The Importance of Mindset in Education
“The moment that we believe that success is determined by an ingrained level of ability, we will be brittle in the face of adversity.” - Josh Waitzkin
In the education field, students’ and educators’ mindsets while learning can have a lasting impact on not only their classroom experience, but their lasting self-image. A shift towards a growth mindset cultivated in school can have a positive long-term impact on students and educators alike.
As Tabitha Brower of Althos Academies described, a “growth” mindset is rooted in the belief that a student’s intelligence can be developed with consistent effort, time, and focus on learning. This mindset is posed as an alternative to a “fixed” mindset, where a student’s intelligence is based on a predetermined set of skills and talents.

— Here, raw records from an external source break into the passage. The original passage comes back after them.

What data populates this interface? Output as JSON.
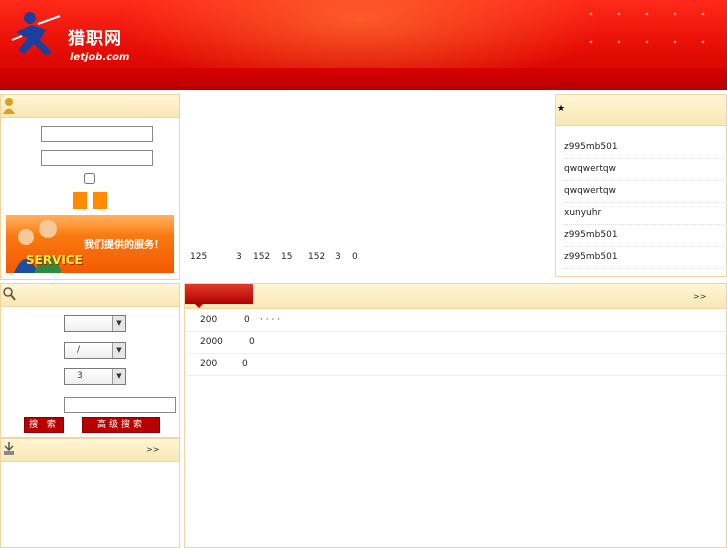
{
  "header": {
    "logo_text": "猎职网",
    "logo_sub": "letjob.com"
  },
  "login": {
    "username_value": "",
    "password_value": "",
    "banner_text": "我们提供的服务！",
    "banner_service": "SERVICE"
  },
  "search": {
    "select1": "",
    "select2": "/",
    "select3": "3",
    "keyword_value": "",
    "search_button": "搜 索",
    "advanced_button": "高级搜索"
  },
  "download": {
    "more": ">>"
  },
  "stats": [
    "125",
    "3",
    "152",
    "15",
    "152",
    "3",
    "0"
  ],
  "hot": {
    "star": "★",
    "items": [
      "z995mb501",
      "qwqwertqw",
      "qwqwertqw",
      "xunyuhr",
      "z995mb501",
      "z995mb501"
    ]
  },
  "news": {
    "more": ">>",
    "rows": [
      {
        "a": "200",
        "b": "0",
        "c": "· · · ·"
      },
      {
        "a": "2000",
        "b": "0",
        "c": ""
      },
      {
        "a": "200",
        "b": "0",
        "c": ""
      }
    ]
  },
  "colors": {
    "header_red": "#e60d05",
    "panel_border": "#f3d3a0",
    "panel_head": "#f9e7b4",
    "button_orange": "#ff8c00",
    "button_red": "#b80000"
  }
}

While these opposing thought processes may seem a bit abstract, the ideologies can have concrete effects on students’ belief in their abilities. By sticking to a growth mindset, students put their maximum amount of effort into achieving their greatest potential, rather than becoming too focused on an end goal.
This shift in mindset can also prevent students from viewing roadblocks as endgames. With a fixed mindset, a mistake is the students’ shortcoming. If they cannot solve a math problem, they must just be bad at math. A growth mindset, on the other hand, leads students to see mistakes as an opportunity for improvement. They may not be a math whiz yet, but with a little more practice, they can improve.
What does cultivating a growth mindset in the classroom look like?
To nurture a growth mindset in students, educators must lead by example! By adopting growth mindset habits on their own, educators can provide a positive model in their classroom. According to Keith Heggart of Edutopia, a learning environment that actively leans towards a growth mindset can be equally fulfilling for students and teachers.
When schools provide performance reflection time, formative rather than summative feedback, and opportunities to try new methods for learning that are based in learning rather than meeting a benchmark, educators are given the space to create a more enriching learning environment.
A growth mindset shifts the focus of education from attaining benchmarks that can stunt students and educators to cultivating a comprehensive learning experience for all. It’s a daunting task to imagine, changing the way we think about learning, but the benefits for students can make a world of difference.